3 || Quinn dari Kuini

46.3K 3.7K 328
                                    

Untuk membaca cerita lengkapnya bisa buka Dreame.com ^^

Link ada di bio yaaa :D

^^^

Mulmed: Amar Abqori alias Qori

==========

Tyaga keluar dari bilik kamar mandi dengan perasaan lega, kemudian berjalan melewati kaca besar di mana terdapat dua westafel yang keadaan fisiknya sudah tak terurus. Sudah sangat biasa jika kamar mandi sekolah memiliki penampakan terbengkalai terkesan tak terpakai. Beberapa bagian di sudut ruangan banyak terdapat sarang laba-laba saking lamanya tak dibersihkan. Mungkin itulah sebabnya banyak humor beredar tentang toilet berhantu, khususnya toilet anak perempuan-padahal kebanyakan mereka penggila cerita horor, tapi anehnya mereka akan lari terbirit-birit jika bertemu langsung dengan makhluk halus.

Berbicara tentang makhluk halus, gadis yang tiba-tiba muncul di depan rumah Tyaga dan menempel dengannya membuat ia sedikit ngeri. Sebenarnya ia tak peduli dari mana ia berasal, namun ia merasa aneh karena tiba-tiba saja gadis itu hadir dalam hidupnya.
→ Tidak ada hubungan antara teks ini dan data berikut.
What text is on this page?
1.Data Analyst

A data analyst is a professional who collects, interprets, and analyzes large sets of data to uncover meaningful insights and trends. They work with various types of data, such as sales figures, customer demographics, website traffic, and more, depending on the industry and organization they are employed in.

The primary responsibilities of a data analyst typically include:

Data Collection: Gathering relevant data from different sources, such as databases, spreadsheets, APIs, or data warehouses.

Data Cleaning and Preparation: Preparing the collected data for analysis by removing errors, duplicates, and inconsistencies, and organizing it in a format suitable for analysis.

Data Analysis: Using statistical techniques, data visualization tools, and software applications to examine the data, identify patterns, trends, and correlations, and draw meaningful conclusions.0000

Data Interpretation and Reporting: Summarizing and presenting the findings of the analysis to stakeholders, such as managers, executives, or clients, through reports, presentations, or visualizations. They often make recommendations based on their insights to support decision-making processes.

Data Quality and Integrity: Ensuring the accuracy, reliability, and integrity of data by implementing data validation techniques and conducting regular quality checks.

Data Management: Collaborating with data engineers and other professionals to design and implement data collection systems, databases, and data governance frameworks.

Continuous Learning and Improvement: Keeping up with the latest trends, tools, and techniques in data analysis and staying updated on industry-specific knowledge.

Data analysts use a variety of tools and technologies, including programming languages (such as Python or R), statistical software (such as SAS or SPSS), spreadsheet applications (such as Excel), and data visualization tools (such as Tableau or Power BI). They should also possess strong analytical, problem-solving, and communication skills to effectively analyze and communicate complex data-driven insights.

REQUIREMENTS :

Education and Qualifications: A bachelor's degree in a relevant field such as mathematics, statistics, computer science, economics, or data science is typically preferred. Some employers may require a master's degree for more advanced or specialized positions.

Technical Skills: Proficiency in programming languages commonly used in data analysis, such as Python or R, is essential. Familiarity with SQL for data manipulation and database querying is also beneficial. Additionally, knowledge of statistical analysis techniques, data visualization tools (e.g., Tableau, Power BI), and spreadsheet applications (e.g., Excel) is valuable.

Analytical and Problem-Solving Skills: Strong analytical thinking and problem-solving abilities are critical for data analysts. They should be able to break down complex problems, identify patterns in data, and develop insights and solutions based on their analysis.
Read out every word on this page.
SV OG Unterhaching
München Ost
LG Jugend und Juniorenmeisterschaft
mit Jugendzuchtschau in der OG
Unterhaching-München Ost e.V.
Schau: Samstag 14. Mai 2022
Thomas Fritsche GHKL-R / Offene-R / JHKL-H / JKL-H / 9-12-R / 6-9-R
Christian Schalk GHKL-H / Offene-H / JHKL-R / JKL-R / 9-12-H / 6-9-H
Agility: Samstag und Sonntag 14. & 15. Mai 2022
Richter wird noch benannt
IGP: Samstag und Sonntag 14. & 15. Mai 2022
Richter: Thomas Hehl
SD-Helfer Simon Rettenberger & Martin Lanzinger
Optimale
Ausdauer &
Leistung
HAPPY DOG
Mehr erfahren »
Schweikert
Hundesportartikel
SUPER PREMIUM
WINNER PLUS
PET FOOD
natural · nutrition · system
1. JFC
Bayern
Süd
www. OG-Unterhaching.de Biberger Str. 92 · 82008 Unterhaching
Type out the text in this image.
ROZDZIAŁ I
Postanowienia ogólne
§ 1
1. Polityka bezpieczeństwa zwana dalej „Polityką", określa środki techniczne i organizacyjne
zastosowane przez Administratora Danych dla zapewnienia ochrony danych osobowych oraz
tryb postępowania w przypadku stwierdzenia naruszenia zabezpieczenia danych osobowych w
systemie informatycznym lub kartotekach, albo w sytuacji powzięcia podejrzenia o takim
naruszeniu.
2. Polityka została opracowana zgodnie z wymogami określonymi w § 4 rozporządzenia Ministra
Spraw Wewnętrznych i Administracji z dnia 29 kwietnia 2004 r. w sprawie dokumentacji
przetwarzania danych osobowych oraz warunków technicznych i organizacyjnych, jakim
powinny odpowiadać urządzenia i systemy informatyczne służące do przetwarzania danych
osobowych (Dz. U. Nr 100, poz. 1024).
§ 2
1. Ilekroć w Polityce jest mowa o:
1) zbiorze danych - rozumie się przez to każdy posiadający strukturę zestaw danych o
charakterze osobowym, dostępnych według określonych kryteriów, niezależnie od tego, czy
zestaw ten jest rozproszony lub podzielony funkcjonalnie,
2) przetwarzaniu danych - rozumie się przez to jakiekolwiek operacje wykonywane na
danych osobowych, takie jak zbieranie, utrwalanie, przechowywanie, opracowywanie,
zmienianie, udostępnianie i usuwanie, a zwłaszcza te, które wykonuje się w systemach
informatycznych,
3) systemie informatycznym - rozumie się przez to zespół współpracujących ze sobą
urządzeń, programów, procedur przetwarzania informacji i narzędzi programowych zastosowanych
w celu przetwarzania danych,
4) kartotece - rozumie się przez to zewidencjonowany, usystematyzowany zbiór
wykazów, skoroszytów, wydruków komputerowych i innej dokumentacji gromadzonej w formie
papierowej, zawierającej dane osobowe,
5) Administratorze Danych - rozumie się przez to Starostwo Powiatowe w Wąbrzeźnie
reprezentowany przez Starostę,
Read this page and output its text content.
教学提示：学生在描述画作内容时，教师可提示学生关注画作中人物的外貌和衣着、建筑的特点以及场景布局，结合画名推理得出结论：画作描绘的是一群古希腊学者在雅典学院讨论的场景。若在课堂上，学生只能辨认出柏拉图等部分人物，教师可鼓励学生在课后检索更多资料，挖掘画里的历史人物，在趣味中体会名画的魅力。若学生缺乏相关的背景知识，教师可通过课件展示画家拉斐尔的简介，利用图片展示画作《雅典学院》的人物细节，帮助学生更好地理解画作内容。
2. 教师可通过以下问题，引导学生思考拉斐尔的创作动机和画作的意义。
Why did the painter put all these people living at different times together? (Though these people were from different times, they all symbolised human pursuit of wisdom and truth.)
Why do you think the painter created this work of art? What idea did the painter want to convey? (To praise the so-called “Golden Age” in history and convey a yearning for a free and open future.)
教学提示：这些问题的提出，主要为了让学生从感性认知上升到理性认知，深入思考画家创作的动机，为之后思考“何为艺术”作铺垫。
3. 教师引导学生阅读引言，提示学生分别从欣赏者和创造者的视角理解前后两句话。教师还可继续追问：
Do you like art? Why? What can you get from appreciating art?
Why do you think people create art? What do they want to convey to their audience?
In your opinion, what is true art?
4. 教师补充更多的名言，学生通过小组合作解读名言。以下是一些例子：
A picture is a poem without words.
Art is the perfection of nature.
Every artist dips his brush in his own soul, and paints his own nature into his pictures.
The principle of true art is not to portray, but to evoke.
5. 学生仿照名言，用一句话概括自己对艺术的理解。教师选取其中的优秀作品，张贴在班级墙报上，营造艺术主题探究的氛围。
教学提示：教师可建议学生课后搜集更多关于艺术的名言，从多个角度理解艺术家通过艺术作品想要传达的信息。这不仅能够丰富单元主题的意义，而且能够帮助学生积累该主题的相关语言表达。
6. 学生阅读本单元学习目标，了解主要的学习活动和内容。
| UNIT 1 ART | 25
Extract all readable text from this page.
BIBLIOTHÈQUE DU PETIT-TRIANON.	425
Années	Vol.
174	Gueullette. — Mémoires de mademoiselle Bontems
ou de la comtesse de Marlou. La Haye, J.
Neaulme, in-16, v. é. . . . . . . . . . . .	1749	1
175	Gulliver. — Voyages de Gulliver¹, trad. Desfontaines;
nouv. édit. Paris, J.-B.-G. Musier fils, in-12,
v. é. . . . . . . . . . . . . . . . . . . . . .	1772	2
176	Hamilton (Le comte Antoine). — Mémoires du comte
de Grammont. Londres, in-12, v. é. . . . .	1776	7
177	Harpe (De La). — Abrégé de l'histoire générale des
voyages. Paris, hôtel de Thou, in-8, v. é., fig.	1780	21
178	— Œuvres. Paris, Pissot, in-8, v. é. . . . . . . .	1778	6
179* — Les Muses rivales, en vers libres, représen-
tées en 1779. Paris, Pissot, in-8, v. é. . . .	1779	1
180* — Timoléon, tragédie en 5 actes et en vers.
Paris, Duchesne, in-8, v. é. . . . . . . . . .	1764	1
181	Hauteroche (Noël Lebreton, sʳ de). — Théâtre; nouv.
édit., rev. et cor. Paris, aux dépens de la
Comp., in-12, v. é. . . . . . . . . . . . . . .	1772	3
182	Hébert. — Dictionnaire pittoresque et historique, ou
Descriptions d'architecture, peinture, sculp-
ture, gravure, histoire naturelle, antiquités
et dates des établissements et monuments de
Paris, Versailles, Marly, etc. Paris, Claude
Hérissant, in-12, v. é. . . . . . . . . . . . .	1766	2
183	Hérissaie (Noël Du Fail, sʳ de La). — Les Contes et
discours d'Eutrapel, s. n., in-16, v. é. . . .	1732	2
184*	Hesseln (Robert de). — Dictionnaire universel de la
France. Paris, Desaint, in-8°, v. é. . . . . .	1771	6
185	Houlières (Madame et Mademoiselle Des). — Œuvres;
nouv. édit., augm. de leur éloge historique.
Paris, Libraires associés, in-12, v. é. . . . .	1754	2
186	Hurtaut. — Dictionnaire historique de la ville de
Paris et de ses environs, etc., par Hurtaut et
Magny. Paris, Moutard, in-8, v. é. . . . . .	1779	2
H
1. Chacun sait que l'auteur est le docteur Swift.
Hembusan nafas kasar Tyaga tersamarkan oleh suara rembesan air yang kebetulan masih keluar dari kran. Satu westafel di sebelahnya sudah tidak pernah terpakai, bisa dilihat dari banyaknya debu serta kotoran kering yang menempel dan menumpuk di bagian cekungan westafel.

Setelah bercermin dan mengingatkan diri untuk membawa gadis itu ke kantor polisi atas laporan anak hilang, Tyaga keluar toilet. Dari kejauhan, samar-samar ia bisa melihat gadis yang baru saja dipikirkannya tengah menangis. Satu langkah di hadapan si gadis ada Pranaja yang berawajah kesal karena Qori memarahinya, sedangkan Abrisam berusaha menenangkan si gadis meski gagal total.

"Gue nggak minta kalian buat bikin dia nangis," seru Tyaga tiba di hadapan mereka.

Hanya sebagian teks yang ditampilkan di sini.